Point-and-click site builders like Wix are becoming more popular, and they allow many people without a background in development to build their own websites quickly. And with the addition of WordPress’ Gutenberg block editor, this shift is only accelerating. That’s why Zuver not only continues to support WordPress but is also working to provide hosting options for additional platforms, including Joomla.

Thriving in a Rapidly Changing Australian Marketplace

Adapting to the changes in the hosting marketplace hasn’t always been easy, but Cheyne said that early research allowed Zuver to understand what types of customers it would serve.

“Before we decided to rebrand Zuver, we researched exactly what percentage of Zuver and VentraIP customers used WordPress. Extraordinarily, it was more than 40%,” Cheyne said. “That was when we first realized the market was shifting away from straight hosting services to application-specific hosting services.”

And while that is the most recent trend that the VentraIP and Zuver teams have had to navigate, they have adapted to many others in the past. When VentraIP began, the marketplace was far different than it is today — Amazon Web Services was a minor player, Rackspace sold dedicated servers, and Microsoft Azure hadn’t even launched.

Photo of the Zuver team

The Zuver team has helped the host adapt to the Australian market since 2012.

In the early 2010s, VentraIP had between 20 and 30 competitors in the Australian market. But, much like in overseas markets, Australian hosting providers have seen plenty of consolidation over the years.

“I remember meeting the guys from A Small Orange hosting company years ago. They were up on stage, adamantly telling the audience that they were never going to sell,” Cheyne said. “And today they’re owned by Endurance International Group (EIG),” Cheyne said.

As the stakes got higher, VentraIP and Zuver teams saw the market close in. Soon, Australia had five major hosting conglomerates — MelbourneIT, GoDaddy, CrazyDomains, and Hostopia Deluxe, that all fiercely compete for customers.

That’s why the leadership teams at VentraIP and Zuver decided they needed to set themselves apart further by making a bold move — keeping their entire teams in Australia.

Continuing to Set Trends by Challenging the Status Quo

Since the beginning of its journey in 2012, Zuver has learned much about the Australian hosting marketplace.

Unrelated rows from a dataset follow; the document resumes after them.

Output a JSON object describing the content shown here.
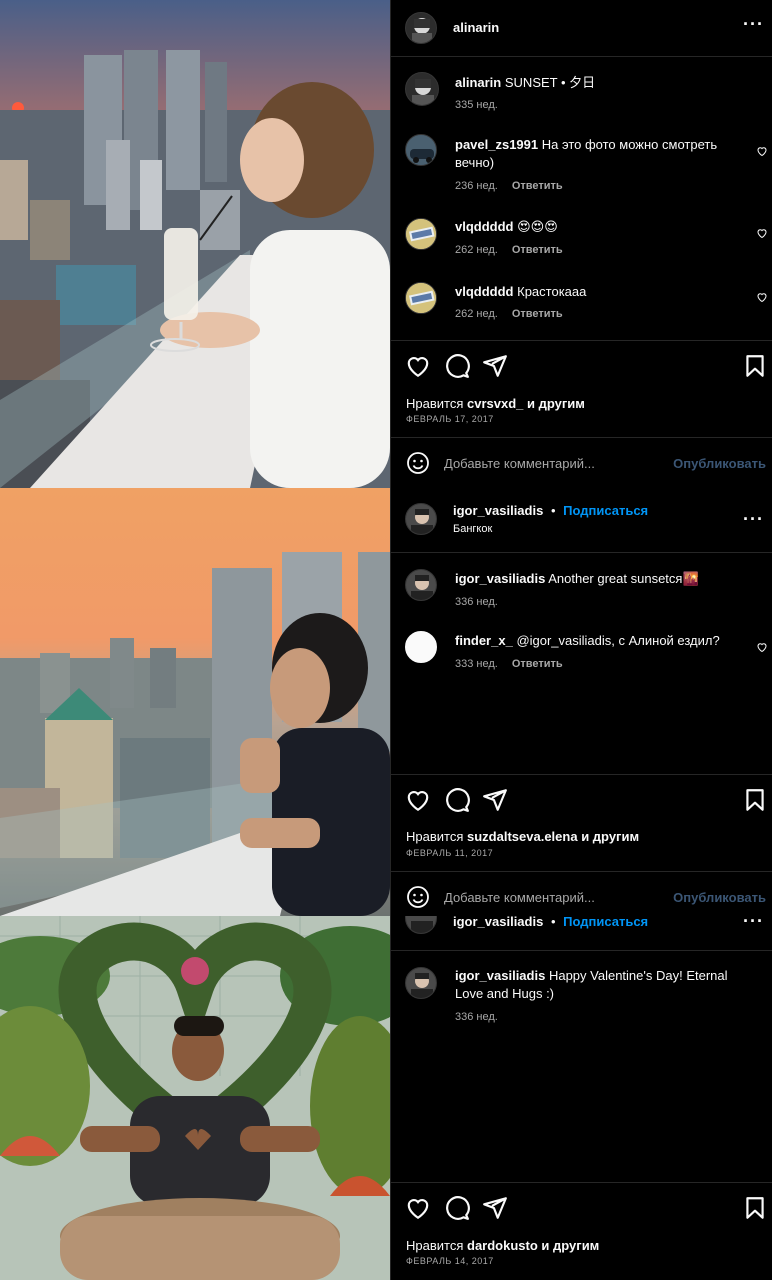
{
  "post1": {
    "header_user": "alinarin",
    "caption_user": "alinarin",
    "caption_text": "SUNSET • 夕日",
    "caption_age": "335 нед.",
    "comments": [
      {
        "user": "pavel_zs1991",
        "text": "На это фото можно смотреть вечно)",
        "age": "236 нед.",
        "reply": "Ответить"
      },
      {
        "user": "vlqddddd",
        "text": "😍😍😍",
        "age": "262 нед.",
        "reply": "Ответить"
      },
      {
        "user": "vlqddddd",
        "text": "Крастокааа",
        "age": "262 нед.",
        "reply": "Ответить"
      }
    ],
    "likes_prefix": "Нравится",
    "likes_user": "cvrsvxd_",
    "likes_suffix": "и другим",
    "date": "ФЕВРАЛЬ 17, 2017",
    "comment_placeholder": "Добавьте комментарий...",
    "publish": "Опубликовать"
  },
  "post2": {
    "header_user": "igor_vasiliadis",
    "follow": "Подписаться",
    "location": "Бангкок",
    "comments": [
      {
        "user": "igor_vasiliadis",
        "text": "Another great sunsetся🌇",
        "age": "336 нед.",
        "reply": ""
      },
      {
        "user": "finder_x_",
        "text": "@igor_vasiliadis, с Алиной ездил?",
        "age": "333 нед.",
        "reply": "Ответить"
      }
    ],
    "likes_prefix": "Нравится",
    "likes_user": "suzdaltseva.elena",
    "likes_suffix": "и другим",
    "date": "ФЕВРАЛЬ 11, 2017",
    "comment_placeholder": "Добавьте комментарий...",
    "publish": "Опубликовать"
  },
  "post3": {
    "header_user": "igor_vasiliadis",
    "follow": "Подписаться",
    "caption_user": "igor_vasiliadis",
    "caption_text": "Happy Valentine's Day! Eternal Love and Hugs :)",
    "caption_age": "336 нед.",
    "likes_prefix": "Нравится",
    "likes_user": "dardokusto",
    "likes_suffix": "и другим",
    "date": "ФЕВРАЛЬ 14, 2017"
  }
}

That knowledge allows the team to confidently change course to align with industry expectations — and when to set new ones.

“We were surrounded by big fish with deep pockets,” said Cheyne. “We stopped and said to ourselves, ‘We need to think about what we’re going to do here.’ And we decided to bust the trends.”

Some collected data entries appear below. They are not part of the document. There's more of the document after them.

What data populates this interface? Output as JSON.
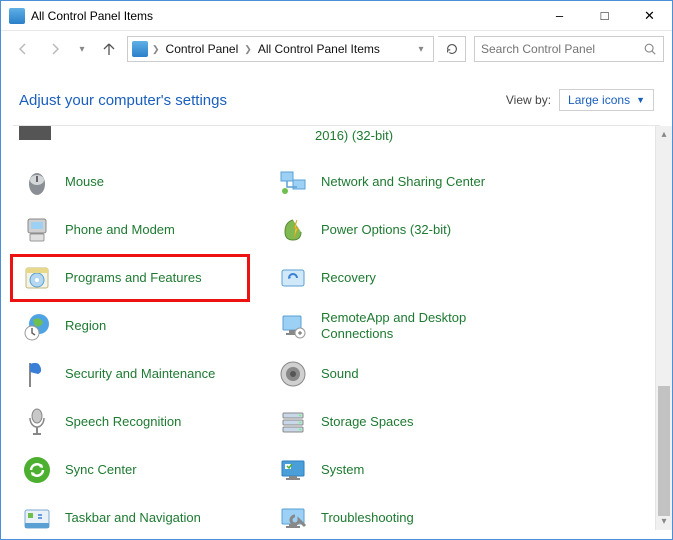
{
  "window": {
    "title": "All Control Panel Items"
  },
  "breadcrumb": {
    "root": "Control Panel",
    "current": "All Control Panel Items"
  },
  "search": {
    "placeholder": "Search Control Panel"
  },
  "header": {
    "title": "Adjust your computer's settings"
  },
  "viewby": {
    "label": "View by:",
    "selected": "Large icons"
  },
  "cut_item": {
    "label": "2016) (32-bit)"
  },
  "left_items": [
    {
      "label": "Mouse",
      "icon": "mouse"
    },
    {
      "label": "Phone and Modem",
      "icon": "phone"
    },
    {
      "label": "Programs and Features",
      "icon": "programs",
      "highlight": true
    },
    {
      "label": "Region",
      "icon": "region"
    },
    {
      "label": "Security and Maintenance",
      "icon": "flag"
    },
    {
      "label": "Speech Recognition",
      "icon": "mic"
    },
    {
      "label": "Sync Center",
      "icon": "sync"
    },
    {
      "label": "Taskbar and Navigation",
      "icon": "taskbar"
    }
  ],
  "right_items": [
    {
      "label": "Network and Sharing Center",
      "icon": "network"
    },
    {
      "label": "Power Options (32-bit)",
      "icon": "power"
    },
    {
      "label": "Recovery",
      "icon": "recovery"
    },
    {
      "label": "RemoteApp and Desktop Connections",
      "icon": "remote"
    },
    {
      "label": "Sound",
      "icon": "sound"
    },
    {
      "label": "Storage Spaces",
      "icon": "storage"
    },
    {
      "label": "System",
      "icon": "system"
    },
    {
      "label": "Troubleshooting",
      "icon": "troubleshoot"
    }
  ]
}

At the time, Zuver outsourced support to India — just like all of its competitors. It decided that bringing that support back to Australia would differentiate its services — but would come at a cost. When the companies finally made the decision, they stretched their budgets thin to make it happen. But soon, they noticed a fundamental shift. Not only were customers happier, but they were also spreading the word about Zuver’s responsive support. Soon, new customers were flocking to the host.

Then, the team made a second bold move. Over the last few years, Zuver has replaced its entire network. Where it once deployed the same Cisco 7200s that its competitors used, Zuver now has new Brocade hardware. It also made the switch to SSD, choosing to skip over other commercial-strength solutions and add Samsung SAS SSD, with nearly 50K IOPS in each box.

“Our customers truly appreciate our transformation. As we’ve upgraded our technology and brought our support team in-country, almost all of our customers have stayed with us,” said Cheyne. “And we’re seeing the largest-ever uptick in customers adding new services. It has been an incredibly exciting journey.”